Prihatin dengan mental pengeluh,berharap di kasihani, berharap di beri. Itu yang membuat saya menguat-kuatkan diri menulis cerita nyata, tentu dengan bahasa saya

Sudah 20 tahun saya berteman dengan Mang Kumprung (bukan nama sebenarnya). Dia adalah penjual noodle terlaris disini,persis di sebelah lapak dagangan saya. Saking larisnya, orang jarang yang tahu nama jalan tempat kami berjualan, tapi akan paham jika di sebutkan "BERKAS RAYA" (BRAND DAGANGAN BELIAU,SAYA SAMARKAN).

Kami segenerasi, seumur, sampai anak kamipun seusia, dari SD sampai sekarang masuk perguruan tinggi, sehingga saya tahu persis dengan seluk beluk kehidupan dia dan keluarganya, begitupun sebaliknya. Orangnya ramah dan murah senyum, juga pinter (setidaknya itu anggapan saya, awalnya). Sangat teliti dan cermat mengatur keuangan. Saking cermatnya, 5 motor yang saat ini
dia miliki, di beli dengan kondisi second, "rugi beli motor baru, toh harganya akan terus menurun" Katanya. Pada poin itu saya setuju.

Saya ingat persis saat dia menemukan batu akik lalu menjualnya ke Pak Badar,4 tahun lalu. Seminggu kemudian Pak Badar curhat ke saya kalau batu yang dia beli dari Mang Kumprung itu imitasi, palsu. Dan ajaib saat curhat Pak Badar saya sampaikan ke Mang Kumprung, dia malah bilang "alhamdulillah untung sudah saya jual". Ya alloh, jual barang palsu dan ente bangga? tanya saya
bingung, dan makin bingung karena reaksinya malah tertawa.

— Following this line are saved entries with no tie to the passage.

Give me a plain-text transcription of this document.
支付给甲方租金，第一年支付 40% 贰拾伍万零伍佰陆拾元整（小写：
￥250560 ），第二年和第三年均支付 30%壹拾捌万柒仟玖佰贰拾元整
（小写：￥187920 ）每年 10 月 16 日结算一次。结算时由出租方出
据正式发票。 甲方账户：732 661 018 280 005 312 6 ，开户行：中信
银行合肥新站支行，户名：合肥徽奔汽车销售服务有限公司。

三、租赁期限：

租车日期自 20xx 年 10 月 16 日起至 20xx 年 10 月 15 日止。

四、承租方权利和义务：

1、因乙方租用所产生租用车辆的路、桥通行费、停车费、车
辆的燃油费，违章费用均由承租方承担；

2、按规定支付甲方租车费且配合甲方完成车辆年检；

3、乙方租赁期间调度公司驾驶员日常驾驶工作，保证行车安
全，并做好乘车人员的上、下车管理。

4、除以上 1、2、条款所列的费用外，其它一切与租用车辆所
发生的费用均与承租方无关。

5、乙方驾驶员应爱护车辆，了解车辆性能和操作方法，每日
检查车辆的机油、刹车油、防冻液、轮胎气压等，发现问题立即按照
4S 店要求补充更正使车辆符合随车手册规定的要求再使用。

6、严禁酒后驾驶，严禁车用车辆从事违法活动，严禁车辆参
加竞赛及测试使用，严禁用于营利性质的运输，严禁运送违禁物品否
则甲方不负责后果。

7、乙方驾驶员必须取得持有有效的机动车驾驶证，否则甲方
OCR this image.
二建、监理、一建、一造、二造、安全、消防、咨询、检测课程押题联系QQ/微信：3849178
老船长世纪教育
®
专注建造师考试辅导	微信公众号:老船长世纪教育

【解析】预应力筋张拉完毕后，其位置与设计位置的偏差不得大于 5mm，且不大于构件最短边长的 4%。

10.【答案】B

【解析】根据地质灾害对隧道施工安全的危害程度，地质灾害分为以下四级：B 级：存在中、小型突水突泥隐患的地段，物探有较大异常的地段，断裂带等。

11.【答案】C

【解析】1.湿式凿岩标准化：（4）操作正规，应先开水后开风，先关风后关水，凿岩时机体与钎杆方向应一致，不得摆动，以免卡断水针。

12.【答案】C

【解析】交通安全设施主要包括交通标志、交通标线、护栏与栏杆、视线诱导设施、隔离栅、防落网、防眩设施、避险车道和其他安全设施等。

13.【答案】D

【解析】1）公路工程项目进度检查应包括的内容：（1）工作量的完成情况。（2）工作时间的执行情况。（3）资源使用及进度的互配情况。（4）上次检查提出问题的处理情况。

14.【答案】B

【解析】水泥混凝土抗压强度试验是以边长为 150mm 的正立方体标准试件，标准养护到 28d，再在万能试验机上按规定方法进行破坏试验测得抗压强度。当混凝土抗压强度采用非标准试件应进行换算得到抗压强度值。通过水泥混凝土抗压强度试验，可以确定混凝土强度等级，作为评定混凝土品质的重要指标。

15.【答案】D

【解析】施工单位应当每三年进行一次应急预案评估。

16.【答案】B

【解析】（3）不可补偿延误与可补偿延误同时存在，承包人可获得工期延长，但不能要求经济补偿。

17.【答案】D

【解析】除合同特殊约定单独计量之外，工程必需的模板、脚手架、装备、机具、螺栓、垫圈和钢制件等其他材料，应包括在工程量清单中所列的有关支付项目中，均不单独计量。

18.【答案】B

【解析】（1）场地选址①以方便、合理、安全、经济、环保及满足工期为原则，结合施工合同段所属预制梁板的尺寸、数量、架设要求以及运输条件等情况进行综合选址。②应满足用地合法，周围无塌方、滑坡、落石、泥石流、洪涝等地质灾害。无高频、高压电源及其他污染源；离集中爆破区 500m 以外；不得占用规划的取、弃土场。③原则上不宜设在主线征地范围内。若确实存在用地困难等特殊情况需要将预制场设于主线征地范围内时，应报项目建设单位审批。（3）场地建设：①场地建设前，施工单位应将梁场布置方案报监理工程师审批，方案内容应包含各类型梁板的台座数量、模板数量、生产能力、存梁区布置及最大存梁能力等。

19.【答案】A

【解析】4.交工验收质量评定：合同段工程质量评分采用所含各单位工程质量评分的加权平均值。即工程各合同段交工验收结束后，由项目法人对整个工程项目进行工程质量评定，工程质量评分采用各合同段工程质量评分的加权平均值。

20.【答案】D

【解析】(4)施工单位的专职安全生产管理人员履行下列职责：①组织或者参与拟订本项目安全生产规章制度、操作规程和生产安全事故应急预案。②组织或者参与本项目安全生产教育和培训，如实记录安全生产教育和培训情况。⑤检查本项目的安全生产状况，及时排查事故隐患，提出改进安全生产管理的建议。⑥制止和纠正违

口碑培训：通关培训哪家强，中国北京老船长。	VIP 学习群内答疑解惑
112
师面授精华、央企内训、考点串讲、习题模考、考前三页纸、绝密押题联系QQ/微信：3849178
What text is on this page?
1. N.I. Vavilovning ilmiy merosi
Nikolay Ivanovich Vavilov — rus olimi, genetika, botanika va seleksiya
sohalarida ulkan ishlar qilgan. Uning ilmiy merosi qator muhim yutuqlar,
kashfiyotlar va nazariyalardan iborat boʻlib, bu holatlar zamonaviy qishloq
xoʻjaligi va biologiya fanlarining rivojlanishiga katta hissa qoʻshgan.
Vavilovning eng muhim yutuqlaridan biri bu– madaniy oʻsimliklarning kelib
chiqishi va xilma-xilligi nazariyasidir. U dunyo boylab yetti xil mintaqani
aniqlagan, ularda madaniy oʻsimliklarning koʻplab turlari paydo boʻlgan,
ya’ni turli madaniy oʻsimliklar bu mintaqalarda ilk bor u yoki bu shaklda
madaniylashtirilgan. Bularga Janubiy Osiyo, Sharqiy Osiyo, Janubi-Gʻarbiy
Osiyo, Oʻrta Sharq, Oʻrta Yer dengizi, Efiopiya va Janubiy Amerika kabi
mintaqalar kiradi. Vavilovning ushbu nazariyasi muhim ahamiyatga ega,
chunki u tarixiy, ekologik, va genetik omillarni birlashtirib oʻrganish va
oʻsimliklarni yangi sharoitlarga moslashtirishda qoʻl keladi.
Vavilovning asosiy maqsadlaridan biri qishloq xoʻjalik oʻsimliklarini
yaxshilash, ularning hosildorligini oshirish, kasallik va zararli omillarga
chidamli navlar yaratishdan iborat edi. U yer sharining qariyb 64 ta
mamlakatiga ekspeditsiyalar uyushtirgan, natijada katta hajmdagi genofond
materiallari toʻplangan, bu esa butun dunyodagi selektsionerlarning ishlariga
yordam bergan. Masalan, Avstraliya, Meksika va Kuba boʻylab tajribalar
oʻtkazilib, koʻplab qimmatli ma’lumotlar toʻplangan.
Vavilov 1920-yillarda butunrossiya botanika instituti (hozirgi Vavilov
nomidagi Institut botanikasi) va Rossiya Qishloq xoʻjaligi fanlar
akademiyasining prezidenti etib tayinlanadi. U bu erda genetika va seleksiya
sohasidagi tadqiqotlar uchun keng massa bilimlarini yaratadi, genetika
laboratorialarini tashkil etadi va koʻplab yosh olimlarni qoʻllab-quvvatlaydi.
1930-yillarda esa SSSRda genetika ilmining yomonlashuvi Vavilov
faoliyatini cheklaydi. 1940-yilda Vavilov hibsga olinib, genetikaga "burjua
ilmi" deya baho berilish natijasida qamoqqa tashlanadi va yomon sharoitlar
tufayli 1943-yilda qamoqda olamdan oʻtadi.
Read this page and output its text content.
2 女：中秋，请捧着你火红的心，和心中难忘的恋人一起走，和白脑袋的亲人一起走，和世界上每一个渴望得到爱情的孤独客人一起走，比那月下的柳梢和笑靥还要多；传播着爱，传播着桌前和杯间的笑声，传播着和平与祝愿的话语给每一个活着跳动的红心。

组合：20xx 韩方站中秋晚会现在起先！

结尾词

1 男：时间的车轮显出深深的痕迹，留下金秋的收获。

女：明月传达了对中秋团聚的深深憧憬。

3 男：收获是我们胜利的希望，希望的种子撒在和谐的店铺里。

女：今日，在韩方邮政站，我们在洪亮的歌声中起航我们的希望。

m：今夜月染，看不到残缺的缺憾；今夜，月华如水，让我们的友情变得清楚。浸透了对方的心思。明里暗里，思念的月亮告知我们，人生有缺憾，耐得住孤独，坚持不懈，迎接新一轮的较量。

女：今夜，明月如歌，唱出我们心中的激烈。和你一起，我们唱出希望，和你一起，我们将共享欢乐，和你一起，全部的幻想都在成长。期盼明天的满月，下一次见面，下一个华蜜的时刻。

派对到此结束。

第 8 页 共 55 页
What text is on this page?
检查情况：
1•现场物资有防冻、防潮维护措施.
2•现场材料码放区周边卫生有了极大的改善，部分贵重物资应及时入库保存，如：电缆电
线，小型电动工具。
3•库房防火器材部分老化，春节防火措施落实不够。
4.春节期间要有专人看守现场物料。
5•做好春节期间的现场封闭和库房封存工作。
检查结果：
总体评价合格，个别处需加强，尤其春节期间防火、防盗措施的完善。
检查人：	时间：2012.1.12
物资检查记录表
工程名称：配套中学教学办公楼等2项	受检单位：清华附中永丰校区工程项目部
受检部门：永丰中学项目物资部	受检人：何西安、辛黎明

Sampai disini saya beranggapan betapa makin membabi buta orang dalam mencari rejeki .Seorang polisi yang jujur mungkin dianggap BODOH oleh temanya yang korup karena tidak bisa menyulap kelalaian pengendara menjadi sejumlah uang .Seorang yang jago kungfu mungkin di anggap bodoh oleh preman kampung karena masih rela berjualan batagor untuk menafkahi keluarga dan orang tuanya  mengabaikan keahlianya untuk menindas dan memeras orang lain. Oke kembali ke cerita mang Kumprung ya ?

Beberapa bulan ini saya melihat wajahnya yang murung, tidak seperti biasanya. Usut punya usut ternyata beban anaknya yang sudah masuk kuliah, dianggap terlalu berat.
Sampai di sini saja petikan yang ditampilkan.